ROANOKE TIMES

                         Roanoke Times
                 Copyright (c) 1995, Landmark Communications, Inc.

DATE: THURSDAY, October 12, 1995                   TAG: 9510120044
SECTION: VIRGINIA                    PAGE: C-1   EDITION: METRO 
SOURCE: MARY BISHOP STAFF WRITER
DATELINE:                                 LENGTH: Medium


GROUP FIGHTS HOMES' REMOVAL

For several years, residents of Old Southwest in Roanoke have watched churches tear down some of the neighborhood's most distinctive houses and turn them into parking lots.

A neighborhood organization draws the line today, when the Episcopal Diocese of Southwestern Virginia will ask the city for permission to remove two old homes on First Street Southwest so the diocese can expand its offices.

"It would really just destroy that street to do this," said Old Southwest Inc. board member Petie Cavendish. "Piece by piece, we're being destroyed, and pretty soon we're going to be like Gainsboro - there's going to be nothing left."

Gainsboro, a neighborhood just north of the railroad tracks from downtown, lost hundreds of homes and businesses during decades of city-directed urban renewal.

Cavendish and other Old Southwest leaders will be in City Council chambers this afternoon at 4, when the diocese asks the city Architectural Review Board for permission to move or tear down two buildings next door to diocesan offices. The diocese wants to create larger spaces for conferences as well as a new resource center, guest suite and alley parking.

At stake are the Moore House at 1014 First St. and the turreted Bishop Marmion Resource Center at 1010 First St., which houses Christian education materials for parishes and the Conflict Resolution Center, an independent organization.

Alan Boyce, diocesan deputy for administration, said Wednesday that the diocese has offered to give Old Southwest the two houses and $35,000 toward the cost of moving them.

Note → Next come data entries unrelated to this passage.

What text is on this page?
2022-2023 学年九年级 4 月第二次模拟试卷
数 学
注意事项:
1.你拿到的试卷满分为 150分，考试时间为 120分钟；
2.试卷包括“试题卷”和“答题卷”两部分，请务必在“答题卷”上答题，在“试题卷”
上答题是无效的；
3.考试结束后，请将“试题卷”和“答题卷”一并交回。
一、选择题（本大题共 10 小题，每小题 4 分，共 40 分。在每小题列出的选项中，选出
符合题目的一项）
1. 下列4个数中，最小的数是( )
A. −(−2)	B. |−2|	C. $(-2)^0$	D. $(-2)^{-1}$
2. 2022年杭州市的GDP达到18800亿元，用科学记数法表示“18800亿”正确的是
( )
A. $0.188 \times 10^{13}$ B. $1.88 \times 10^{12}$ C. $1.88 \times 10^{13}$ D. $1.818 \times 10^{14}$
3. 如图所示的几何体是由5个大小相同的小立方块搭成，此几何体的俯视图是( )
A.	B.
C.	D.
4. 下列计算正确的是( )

By the diocese's own estimate, it would cost about $75,000 to move each of the houses. Cavendish figures it would take another $80,000 to restore them.

She said there's no way the neighborhood group could pay a total of $230,000 for such a project. Even if it could afford it, she said, "then you've got a house that you've put so much money in, it's not marketable."

So, Cavendish called the diocese's offer of $35,000 "kind of a joke."

First Baptist Church recently offered Old Southwest Inc. two buildings it eventually tore down at Marshall Avenue and Franklin Road. Again, the neighborhood group couldn't afford to move them. Such an offer "sounds real good," said Cavendish, "but it's a cheap shot."

Two other Old Southwest churches, St. John's Episcopal and St. Mark's Lutheran, also have torn down buildings in recent years.